The combination of falling stock markets and interest rates has caused Irish defined benefit (DB) pension scheme funding levels to deteriorate significantly in the first quarter of 2016 according to Mercer. Global equity market indices fell c. 5% over the period. Markets recovered somewhat in March but were unable to make up for the downturn suffered in the first two months of the year.
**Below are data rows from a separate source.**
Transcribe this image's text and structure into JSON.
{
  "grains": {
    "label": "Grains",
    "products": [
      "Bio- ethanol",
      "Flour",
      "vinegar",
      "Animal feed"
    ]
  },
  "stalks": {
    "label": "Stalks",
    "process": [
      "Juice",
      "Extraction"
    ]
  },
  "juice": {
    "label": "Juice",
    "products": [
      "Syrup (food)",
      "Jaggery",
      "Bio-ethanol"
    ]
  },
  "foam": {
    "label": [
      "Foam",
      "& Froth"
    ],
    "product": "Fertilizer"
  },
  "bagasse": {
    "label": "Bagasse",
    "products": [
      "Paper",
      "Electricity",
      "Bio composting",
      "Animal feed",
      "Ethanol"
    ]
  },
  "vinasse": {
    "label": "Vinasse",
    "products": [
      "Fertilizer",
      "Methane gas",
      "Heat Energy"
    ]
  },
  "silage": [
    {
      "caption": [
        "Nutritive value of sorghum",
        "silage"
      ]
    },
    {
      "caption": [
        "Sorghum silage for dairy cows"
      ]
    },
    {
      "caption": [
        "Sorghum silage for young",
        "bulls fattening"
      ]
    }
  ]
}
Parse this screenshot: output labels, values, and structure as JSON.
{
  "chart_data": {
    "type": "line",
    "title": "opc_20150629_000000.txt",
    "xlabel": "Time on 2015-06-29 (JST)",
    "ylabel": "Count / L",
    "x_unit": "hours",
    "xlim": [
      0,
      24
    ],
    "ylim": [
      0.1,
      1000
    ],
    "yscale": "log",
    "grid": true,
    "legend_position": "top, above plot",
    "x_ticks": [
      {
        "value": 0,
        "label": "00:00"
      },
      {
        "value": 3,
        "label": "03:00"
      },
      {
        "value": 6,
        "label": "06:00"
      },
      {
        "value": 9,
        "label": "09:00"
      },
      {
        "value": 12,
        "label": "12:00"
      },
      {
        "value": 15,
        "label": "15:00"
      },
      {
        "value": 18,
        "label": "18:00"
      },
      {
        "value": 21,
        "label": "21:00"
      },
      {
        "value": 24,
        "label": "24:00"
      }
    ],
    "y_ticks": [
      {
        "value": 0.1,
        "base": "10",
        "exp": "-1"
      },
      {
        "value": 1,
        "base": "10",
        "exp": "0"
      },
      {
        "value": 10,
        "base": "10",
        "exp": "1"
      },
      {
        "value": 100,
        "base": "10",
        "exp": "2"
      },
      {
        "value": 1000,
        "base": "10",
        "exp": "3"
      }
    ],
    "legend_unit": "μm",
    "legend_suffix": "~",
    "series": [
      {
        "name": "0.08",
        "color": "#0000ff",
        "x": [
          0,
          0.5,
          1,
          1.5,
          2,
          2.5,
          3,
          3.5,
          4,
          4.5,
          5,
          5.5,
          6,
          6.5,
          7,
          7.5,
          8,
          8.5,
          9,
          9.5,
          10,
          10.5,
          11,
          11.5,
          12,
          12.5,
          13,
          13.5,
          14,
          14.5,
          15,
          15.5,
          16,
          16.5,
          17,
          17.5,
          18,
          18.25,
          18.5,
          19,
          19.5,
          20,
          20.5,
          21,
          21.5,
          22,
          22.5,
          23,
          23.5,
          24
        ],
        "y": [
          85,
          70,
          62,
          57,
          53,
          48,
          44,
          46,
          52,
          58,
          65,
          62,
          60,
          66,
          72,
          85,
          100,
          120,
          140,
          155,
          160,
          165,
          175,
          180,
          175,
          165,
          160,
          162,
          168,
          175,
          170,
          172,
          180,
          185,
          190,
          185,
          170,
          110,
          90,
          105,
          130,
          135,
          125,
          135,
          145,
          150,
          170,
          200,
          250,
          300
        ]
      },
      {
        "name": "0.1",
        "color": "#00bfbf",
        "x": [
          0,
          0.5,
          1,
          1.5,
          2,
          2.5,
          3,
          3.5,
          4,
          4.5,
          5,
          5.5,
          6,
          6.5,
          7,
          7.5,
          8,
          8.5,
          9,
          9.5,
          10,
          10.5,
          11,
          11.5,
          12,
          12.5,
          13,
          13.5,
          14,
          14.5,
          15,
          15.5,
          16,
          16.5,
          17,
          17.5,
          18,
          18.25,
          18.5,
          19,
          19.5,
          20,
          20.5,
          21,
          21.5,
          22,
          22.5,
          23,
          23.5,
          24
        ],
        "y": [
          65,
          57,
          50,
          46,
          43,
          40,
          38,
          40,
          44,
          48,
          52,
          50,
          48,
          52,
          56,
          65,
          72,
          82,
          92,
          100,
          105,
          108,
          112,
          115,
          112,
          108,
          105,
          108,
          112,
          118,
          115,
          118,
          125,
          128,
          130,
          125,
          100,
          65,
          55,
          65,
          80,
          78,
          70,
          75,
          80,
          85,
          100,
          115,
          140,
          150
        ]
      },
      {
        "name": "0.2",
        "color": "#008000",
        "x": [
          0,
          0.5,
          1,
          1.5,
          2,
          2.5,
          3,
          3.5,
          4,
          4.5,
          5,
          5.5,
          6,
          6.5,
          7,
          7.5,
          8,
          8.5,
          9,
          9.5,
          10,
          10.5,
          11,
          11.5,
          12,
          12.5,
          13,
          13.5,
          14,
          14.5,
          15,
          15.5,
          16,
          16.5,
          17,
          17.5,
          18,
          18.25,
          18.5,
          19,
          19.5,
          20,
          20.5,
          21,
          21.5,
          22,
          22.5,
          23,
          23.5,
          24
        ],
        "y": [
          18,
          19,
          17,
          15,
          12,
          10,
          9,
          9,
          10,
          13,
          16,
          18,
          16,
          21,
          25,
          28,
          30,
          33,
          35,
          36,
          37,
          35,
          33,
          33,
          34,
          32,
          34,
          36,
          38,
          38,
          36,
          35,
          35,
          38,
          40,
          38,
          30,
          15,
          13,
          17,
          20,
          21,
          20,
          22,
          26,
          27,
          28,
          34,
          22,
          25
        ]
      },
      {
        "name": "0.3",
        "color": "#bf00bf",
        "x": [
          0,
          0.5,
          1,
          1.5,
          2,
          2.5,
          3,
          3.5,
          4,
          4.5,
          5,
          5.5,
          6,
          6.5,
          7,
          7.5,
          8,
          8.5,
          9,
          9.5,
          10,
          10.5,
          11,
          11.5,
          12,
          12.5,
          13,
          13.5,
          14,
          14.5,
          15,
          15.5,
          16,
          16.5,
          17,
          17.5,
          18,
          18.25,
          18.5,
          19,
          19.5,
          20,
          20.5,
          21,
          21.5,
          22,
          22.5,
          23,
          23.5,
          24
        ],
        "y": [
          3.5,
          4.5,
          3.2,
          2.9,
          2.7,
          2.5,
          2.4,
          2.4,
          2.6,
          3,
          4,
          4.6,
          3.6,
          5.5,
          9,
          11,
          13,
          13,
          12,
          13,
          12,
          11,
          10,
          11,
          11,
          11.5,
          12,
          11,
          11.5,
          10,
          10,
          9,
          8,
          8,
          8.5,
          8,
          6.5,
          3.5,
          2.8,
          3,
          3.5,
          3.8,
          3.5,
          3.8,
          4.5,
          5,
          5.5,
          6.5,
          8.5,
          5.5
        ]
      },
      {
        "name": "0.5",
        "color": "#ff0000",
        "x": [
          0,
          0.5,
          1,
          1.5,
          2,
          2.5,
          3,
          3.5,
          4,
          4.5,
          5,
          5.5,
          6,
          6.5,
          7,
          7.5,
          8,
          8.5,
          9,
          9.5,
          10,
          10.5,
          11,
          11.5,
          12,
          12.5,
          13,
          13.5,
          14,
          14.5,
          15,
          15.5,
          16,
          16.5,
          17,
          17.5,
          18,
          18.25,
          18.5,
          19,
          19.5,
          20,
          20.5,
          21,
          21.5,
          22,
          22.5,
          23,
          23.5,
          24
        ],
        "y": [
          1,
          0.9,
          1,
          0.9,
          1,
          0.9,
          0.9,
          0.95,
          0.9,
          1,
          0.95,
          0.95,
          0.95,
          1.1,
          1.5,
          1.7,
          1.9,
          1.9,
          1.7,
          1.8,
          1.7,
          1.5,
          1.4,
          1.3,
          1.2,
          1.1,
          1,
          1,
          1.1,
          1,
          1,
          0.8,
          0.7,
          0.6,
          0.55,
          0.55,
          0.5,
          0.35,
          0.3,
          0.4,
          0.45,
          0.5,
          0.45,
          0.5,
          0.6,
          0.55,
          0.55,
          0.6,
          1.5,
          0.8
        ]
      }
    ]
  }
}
Bond yields fell during the first quarter causing discount rates to fall and put upward pressure on pension scheme liabilities.
Sean O’Donovan, Head of DB Risk, Mercer commented “The gains that Irish DB schemes made over 2015 are likely to have been wiped over the first quarter of 2016 due to falls in all the major equity indices and the subsequent fall in high quality sovereign bond yields, such as German bunds”.
The European Central Bank has announced the continuation of quantitative easing (QE), with an expansion of corporate bonds now eligible to be purchased. Only time will tell if this will be successful in stimulating growth in the Eurozone. In the short term, the inclusion of corporate bonds in QE is likely to push down corporate bond yields which will put more pressure on DB pension schemes.
Mr O’Donovan commented “Interest rate risk and market risk continue to be the largest drivers of the overall level of risk within DB pension schemes. Schemes need to ensure they have an adequate amount of protection in place to help deal with the volatile nature of markets. The introduction of the requirement to meet the Funding Standard Reserve from 1 January 2016 has brought this further into focus.”
He added “Trustees and sponsors may wish to consider their exposure to bonds and equity markets in order to formulate their strategy to reduce inherent risk in their funding policy. More trustees are considering non-traditional protection such as equity downside protection and those trustees with strategies in place will have benefited in the last few weeks.”